Стратегия обмана. Трилогия (СИ) - Ванина Антонина. Страница 96
- Я фаталист и потому готов принять любую участь, - сказал Сарваш.
Мигель разочарованно вздохнул:
- Вот так и в войну нацисты вас по лагерям и пересажали, потому что безропотно шли на убой.
- Но были и восстания в Варшавском гетто и восстание в Треблинке.
- Ага, были. Два случая за все шесть лет войны.

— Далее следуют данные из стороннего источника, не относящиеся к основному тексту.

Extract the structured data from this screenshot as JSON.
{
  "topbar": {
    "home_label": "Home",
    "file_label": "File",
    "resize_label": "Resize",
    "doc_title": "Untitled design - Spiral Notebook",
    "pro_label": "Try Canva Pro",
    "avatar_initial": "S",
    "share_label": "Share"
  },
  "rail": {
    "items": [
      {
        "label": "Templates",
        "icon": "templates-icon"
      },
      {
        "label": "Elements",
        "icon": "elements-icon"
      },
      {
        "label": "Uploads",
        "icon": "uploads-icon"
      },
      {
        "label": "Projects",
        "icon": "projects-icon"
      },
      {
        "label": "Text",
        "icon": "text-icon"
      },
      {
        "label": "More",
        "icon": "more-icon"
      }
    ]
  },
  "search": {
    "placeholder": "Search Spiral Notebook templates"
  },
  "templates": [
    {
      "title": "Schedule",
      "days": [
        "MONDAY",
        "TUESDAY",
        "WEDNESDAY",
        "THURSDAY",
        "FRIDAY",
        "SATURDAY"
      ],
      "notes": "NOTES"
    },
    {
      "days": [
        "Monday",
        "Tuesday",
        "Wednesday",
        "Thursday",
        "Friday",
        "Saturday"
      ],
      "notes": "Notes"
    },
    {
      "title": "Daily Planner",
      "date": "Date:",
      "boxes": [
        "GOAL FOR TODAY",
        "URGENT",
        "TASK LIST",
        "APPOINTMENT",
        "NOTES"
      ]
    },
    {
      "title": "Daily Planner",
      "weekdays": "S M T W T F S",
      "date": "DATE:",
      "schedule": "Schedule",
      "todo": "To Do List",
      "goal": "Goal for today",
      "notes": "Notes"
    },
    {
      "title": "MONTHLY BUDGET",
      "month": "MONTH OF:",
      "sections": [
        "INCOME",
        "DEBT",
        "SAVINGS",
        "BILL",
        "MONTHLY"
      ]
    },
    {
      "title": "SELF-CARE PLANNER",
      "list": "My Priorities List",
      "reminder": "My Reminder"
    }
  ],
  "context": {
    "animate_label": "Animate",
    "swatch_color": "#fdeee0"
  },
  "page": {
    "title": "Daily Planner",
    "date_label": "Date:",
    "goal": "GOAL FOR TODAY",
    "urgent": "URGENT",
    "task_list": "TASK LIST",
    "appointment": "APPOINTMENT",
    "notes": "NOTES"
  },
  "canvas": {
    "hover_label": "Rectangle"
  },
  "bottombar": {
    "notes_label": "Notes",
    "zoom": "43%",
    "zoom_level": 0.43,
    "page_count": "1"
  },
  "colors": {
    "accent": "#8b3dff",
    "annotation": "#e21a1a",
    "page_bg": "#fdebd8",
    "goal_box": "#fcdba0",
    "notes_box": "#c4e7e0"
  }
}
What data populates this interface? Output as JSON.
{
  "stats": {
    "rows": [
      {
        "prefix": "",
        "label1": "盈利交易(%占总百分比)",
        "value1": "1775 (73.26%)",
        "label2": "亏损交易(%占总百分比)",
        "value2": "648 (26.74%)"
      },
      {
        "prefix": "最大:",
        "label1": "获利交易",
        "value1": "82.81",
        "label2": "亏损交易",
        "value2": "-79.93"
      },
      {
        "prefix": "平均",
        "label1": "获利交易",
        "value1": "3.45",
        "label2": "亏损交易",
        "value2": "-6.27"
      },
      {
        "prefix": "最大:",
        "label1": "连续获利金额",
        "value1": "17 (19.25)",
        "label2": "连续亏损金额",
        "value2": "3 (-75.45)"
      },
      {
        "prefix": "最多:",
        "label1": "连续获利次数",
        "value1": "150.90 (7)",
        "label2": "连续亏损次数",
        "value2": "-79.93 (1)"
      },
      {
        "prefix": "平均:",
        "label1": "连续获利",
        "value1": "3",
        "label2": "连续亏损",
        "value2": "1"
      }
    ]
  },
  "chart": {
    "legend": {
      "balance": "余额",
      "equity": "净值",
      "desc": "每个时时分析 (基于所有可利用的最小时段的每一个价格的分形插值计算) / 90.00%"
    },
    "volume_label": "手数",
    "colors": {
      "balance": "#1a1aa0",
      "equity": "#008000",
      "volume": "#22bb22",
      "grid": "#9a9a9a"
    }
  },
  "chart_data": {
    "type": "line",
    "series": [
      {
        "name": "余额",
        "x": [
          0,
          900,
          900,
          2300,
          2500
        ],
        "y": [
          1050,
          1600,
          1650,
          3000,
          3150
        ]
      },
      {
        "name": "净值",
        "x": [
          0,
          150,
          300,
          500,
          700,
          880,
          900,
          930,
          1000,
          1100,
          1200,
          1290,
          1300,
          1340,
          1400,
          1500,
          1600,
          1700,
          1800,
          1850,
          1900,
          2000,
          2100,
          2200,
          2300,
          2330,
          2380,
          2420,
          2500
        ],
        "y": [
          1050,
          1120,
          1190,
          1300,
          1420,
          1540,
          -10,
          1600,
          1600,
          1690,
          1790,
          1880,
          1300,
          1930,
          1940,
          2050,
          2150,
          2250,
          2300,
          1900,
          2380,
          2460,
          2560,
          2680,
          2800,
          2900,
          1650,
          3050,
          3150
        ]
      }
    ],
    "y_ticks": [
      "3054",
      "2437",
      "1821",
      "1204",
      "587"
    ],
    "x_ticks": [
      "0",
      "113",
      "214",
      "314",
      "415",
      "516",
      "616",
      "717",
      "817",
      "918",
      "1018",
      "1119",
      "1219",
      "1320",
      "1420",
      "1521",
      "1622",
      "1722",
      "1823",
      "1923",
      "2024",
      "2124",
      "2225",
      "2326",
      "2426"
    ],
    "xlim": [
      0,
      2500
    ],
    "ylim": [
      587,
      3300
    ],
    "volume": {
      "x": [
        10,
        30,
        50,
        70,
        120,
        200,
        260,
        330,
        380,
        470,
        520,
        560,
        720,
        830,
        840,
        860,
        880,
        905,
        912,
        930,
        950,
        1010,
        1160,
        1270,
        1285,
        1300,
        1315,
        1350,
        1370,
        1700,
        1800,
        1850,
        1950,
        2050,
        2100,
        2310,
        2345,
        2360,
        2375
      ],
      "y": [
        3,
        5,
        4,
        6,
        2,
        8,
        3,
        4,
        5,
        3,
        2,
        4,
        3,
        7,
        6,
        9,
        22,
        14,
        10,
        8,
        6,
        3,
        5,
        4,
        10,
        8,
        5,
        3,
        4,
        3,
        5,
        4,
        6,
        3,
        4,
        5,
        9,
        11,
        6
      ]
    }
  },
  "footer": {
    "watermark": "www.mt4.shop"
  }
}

Сарваша снова отправили в темную комнату и заперли. Оно и к лучшему, холокост был последней темой, о которой ему хотелось бы спорить. Да, в Берген-Белзен он поехал безропотно, после того как не удалось подкупить посла Валленберга. Но и особых стимулов к сопротивлению у Сарваша тоже не было. Одежду разрешали носить свою, работать не заставляли, обещали в скором времени выслать за границу. Смертных кормили достаточно, а по сравнению с голландцами и больными так и просто по-королевски, эсэсманы по подлагерю особо не ходили, так как было хоть и жалкое, но самоуправление. К счастью, старосты их подлагеря не докатились до того, что устроила самоуправленческая администрация Терезиенштадта. Когда Сарваша перевели туда, выяснилось, что в гетто проживают сплошь одни религиозные иудеи и на светских венгерских евреев с иностранными паспортами они поглядывали косо. Их спрашивали, неужели в Терезиенштадте нет ни одного еврея-христианина. Оказалось, действительно нет - иудейская администрация дала добро отправить всех христиан в Освенцим. А топом эти добрые люди уехали в Палестину и создали государство Израиль, да ещё увлекли за собой растерянных и обездоленных, что вышли из освобожденных лагерей и не знали, куда теперь деваться. В лагерях они были рабами, трудились на погибающую от войны экономику Третьей Империи, а потом в кибуцах, точно так же в малоудобных для полноценной жизни условиях работали на экономику использовавшего их Израиля.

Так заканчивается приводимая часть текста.